Had some sort of decisive supporting attack come earlier, it may well have allowed the revolution to spread rapidly, and reach the western part of the country. There was no chance of that happening multilaterally, but it might have been hoped that Nicolas Sarkozy could have been pushed, through appeals to vanity, electoral desperation, residual anti-Americanism, possibly genuine notions of French republicanism, and the flattering attentions of Bernard-Henri Levy to strike first and fast.
Quite aside from conferring some military advantage, the crazed unilateral nature of the act would have put the irrelevant question of international law well and truly to one side.
Now, this late and confused action may well have exactly the effect critics charge it with — split the country in two, create an unsustainable stalemate, turn the eastern part into a client of Western nations, etc.
Ultimately all of that may happen, but it still does not even slightly discredit the correctness of the action, or more exactly, of arguing for it from the left. At every level, from the ground up, to the transitional council, there was a strongly expressed desire for international military support.
That cannot seriously be doubted now, and voices raised against it in eastern Libya were clearly in a minority. With a genuinely radical uprising under way, and a request from it for solidarity and assistance, the only possible radical and moral act was to accede to it, and make good on notions of solidarity professed for years and decades.
This latest military engagement has, to be sure, refashioned the politics of military involvement in sovereign countries afresh. The four “camps” (pro/anti war x right/left) were further shattered and recombined. If nothing else, it may have put the old ghost of “guilt by association” to rest once and for all — all weekend on the UK rolling news, right-wing commentators came out against Libyan involvement in language virtually identical to that being used by the Stop the War Coalition — who could in any case draw little broader support, with many of the new student, etc, left grouped around the “anti-cuts” campaign appearing to be in favour of military action, tacitly or otherwise.
The anti-war/anti-imperialist left did not cover itself in glory in this debate — indeed it was riven with debate about what to do when an actual revolution calls upon you to help in a way that you don’t want to, i.e. by support of imperial powers. There were various ways to try and wiggle out of that conundrum, the most discreditable of which was to falsify the situation, with arguments ranging from the demonstrably wrong (“the rebels don’t want our involvement”), to the surreal (“the rebels are winning! The West will simply hold them back!”)

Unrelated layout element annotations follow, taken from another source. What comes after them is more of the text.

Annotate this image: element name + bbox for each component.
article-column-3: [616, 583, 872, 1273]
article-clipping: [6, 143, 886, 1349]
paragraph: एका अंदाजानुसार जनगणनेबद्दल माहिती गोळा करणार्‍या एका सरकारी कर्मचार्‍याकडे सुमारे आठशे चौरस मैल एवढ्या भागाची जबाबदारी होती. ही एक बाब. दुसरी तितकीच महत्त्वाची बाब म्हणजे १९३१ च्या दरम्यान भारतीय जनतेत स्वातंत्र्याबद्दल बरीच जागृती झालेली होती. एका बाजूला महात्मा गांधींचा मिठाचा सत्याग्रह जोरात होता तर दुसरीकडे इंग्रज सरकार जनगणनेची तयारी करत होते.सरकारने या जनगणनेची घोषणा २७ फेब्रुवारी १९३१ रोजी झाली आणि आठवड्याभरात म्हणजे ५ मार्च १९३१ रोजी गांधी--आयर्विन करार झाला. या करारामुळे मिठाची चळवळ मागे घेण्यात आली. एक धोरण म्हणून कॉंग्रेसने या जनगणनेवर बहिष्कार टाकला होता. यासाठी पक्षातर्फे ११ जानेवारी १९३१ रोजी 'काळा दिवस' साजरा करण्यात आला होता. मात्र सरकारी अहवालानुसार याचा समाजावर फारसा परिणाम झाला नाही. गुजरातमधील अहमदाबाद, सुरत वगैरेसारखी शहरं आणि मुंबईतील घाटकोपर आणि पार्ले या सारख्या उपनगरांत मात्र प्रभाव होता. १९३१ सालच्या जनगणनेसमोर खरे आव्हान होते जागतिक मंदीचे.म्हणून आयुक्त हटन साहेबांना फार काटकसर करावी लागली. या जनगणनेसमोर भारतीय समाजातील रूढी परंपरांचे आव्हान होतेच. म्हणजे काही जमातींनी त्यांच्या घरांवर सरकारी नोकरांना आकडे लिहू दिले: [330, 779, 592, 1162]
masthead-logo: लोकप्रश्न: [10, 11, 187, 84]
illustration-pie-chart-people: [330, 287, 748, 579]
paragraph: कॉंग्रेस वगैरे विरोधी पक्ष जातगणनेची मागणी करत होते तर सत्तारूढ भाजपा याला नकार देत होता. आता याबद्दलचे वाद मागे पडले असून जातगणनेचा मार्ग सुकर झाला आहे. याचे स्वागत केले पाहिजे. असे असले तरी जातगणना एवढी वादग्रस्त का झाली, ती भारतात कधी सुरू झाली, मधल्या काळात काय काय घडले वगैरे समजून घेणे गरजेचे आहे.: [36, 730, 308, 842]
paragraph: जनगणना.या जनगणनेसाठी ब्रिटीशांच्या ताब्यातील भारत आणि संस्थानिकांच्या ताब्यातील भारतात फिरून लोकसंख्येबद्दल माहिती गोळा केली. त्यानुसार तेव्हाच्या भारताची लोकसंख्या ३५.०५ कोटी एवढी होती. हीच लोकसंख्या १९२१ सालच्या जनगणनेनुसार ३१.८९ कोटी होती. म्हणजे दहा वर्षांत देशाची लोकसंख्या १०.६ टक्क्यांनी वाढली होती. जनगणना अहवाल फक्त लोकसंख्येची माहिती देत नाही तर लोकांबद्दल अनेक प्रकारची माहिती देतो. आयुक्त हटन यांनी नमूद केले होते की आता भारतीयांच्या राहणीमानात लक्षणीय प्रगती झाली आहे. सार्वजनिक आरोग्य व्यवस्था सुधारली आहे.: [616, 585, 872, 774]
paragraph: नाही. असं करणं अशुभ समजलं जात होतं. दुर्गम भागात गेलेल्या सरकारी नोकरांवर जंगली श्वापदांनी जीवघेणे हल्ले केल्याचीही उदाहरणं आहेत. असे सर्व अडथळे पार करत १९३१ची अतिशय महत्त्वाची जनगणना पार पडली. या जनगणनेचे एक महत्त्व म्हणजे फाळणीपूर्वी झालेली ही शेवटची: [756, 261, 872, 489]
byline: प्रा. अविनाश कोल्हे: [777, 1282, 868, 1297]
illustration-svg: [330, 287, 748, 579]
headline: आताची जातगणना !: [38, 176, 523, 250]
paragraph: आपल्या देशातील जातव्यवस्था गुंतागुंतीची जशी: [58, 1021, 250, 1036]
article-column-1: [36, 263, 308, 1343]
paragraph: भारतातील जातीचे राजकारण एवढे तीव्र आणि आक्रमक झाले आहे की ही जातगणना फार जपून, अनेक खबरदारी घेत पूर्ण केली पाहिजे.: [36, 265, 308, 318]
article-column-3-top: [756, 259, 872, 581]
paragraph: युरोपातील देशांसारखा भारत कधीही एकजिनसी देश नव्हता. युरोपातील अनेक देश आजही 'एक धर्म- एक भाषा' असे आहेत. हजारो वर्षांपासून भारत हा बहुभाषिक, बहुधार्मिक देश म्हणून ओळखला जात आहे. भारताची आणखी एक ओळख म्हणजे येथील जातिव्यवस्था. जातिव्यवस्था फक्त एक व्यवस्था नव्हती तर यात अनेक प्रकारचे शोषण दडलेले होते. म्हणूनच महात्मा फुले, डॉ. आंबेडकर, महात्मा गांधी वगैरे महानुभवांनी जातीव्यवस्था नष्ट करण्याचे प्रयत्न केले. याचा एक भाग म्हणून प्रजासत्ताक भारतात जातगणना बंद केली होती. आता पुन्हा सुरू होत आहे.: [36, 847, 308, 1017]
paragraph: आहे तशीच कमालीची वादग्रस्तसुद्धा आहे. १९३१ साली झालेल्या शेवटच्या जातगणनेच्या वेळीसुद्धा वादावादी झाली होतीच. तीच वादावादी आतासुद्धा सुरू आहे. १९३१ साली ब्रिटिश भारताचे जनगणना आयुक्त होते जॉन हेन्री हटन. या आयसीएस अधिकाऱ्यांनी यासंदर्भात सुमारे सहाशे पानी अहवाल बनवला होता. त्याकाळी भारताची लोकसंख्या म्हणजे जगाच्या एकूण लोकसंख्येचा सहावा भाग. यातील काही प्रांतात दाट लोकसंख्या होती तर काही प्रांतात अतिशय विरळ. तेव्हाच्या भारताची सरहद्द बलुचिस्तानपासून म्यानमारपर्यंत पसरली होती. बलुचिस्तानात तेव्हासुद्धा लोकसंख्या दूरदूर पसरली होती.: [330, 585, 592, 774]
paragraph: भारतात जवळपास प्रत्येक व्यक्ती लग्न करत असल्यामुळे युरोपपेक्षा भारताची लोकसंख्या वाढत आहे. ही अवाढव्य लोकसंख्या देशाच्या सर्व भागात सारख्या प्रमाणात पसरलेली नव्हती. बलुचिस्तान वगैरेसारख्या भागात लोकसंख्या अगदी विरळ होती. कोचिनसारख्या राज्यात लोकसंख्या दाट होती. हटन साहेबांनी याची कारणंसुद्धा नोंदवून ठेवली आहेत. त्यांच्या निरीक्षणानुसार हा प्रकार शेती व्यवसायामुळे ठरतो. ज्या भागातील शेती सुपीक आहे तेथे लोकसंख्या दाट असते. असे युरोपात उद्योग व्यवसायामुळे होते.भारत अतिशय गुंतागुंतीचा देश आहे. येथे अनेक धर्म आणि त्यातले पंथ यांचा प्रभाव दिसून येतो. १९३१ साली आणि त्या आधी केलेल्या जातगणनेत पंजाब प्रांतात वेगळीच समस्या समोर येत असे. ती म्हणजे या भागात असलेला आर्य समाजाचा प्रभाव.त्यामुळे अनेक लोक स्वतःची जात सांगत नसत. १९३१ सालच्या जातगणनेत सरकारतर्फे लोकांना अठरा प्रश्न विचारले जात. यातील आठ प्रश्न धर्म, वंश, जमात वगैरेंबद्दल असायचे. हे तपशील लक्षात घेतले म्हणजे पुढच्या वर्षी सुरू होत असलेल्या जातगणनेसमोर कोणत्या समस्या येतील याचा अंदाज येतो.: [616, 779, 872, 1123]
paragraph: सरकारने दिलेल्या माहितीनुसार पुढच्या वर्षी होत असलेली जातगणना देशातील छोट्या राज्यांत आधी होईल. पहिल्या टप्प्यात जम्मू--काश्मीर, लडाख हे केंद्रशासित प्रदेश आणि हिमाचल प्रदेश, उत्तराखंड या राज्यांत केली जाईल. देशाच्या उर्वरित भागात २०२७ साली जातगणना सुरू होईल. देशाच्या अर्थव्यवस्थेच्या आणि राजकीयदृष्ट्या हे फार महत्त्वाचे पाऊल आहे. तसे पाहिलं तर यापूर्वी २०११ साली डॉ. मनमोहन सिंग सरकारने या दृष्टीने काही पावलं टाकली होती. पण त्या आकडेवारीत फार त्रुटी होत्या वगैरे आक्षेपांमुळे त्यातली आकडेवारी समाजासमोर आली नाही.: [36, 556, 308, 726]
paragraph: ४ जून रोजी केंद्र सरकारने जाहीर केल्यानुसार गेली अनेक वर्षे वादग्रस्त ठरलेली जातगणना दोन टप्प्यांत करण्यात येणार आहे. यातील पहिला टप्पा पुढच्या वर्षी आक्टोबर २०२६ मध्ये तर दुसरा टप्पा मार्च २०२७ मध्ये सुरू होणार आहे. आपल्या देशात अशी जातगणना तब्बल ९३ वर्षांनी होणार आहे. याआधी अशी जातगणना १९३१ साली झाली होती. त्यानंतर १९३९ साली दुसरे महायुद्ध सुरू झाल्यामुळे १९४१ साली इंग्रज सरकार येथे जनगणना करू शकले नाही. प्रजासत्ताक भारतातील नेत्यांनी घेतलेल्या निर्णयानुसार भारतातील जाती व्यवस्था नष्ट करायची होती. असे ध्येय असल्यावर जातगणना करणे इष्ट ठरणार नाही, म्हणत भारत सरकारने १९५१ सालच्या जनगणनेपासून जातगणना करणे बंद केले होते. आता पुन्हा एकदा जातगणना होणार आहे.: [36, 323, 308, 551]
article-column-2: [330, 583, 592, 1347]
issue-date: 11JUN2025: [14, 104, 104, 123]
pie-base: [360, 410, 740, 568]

There were a few challenging arguments, most particularly as to whether the West had made the process something that was “all about us”, something that was certainly in evidence in the renewed discussion of humanitarian blah blah blah “our boys” in the newspapers. But ultimately the Libyan rebels, the Libyan people, had made it about us, at least in part, when they had asked for our help in very specific terms.
White people who had spent the past decade wearing keffiyehs suddenly found 19 different reasons why the couldn’t do the one thing that was being asked of them at a time when it really mattered, an act that had to be wrapped up in increasingly archaic and metaphysical theories of imperialism, to render them palatable.
For anyone who though that Libya was one of those rare opportunities where there was a chance to find real solidarity with a people rising up, the refusal of it for reasons of allegedly superior wisdom had the feeling of a final act. There was something utterly bizarre about Stop the War Campaign and the SWP marching against the military action, as an actual rebel city erupted in relief and joy and renewed determination upon its announcement. But, no doubt, this engagement will make fools of us all in the end.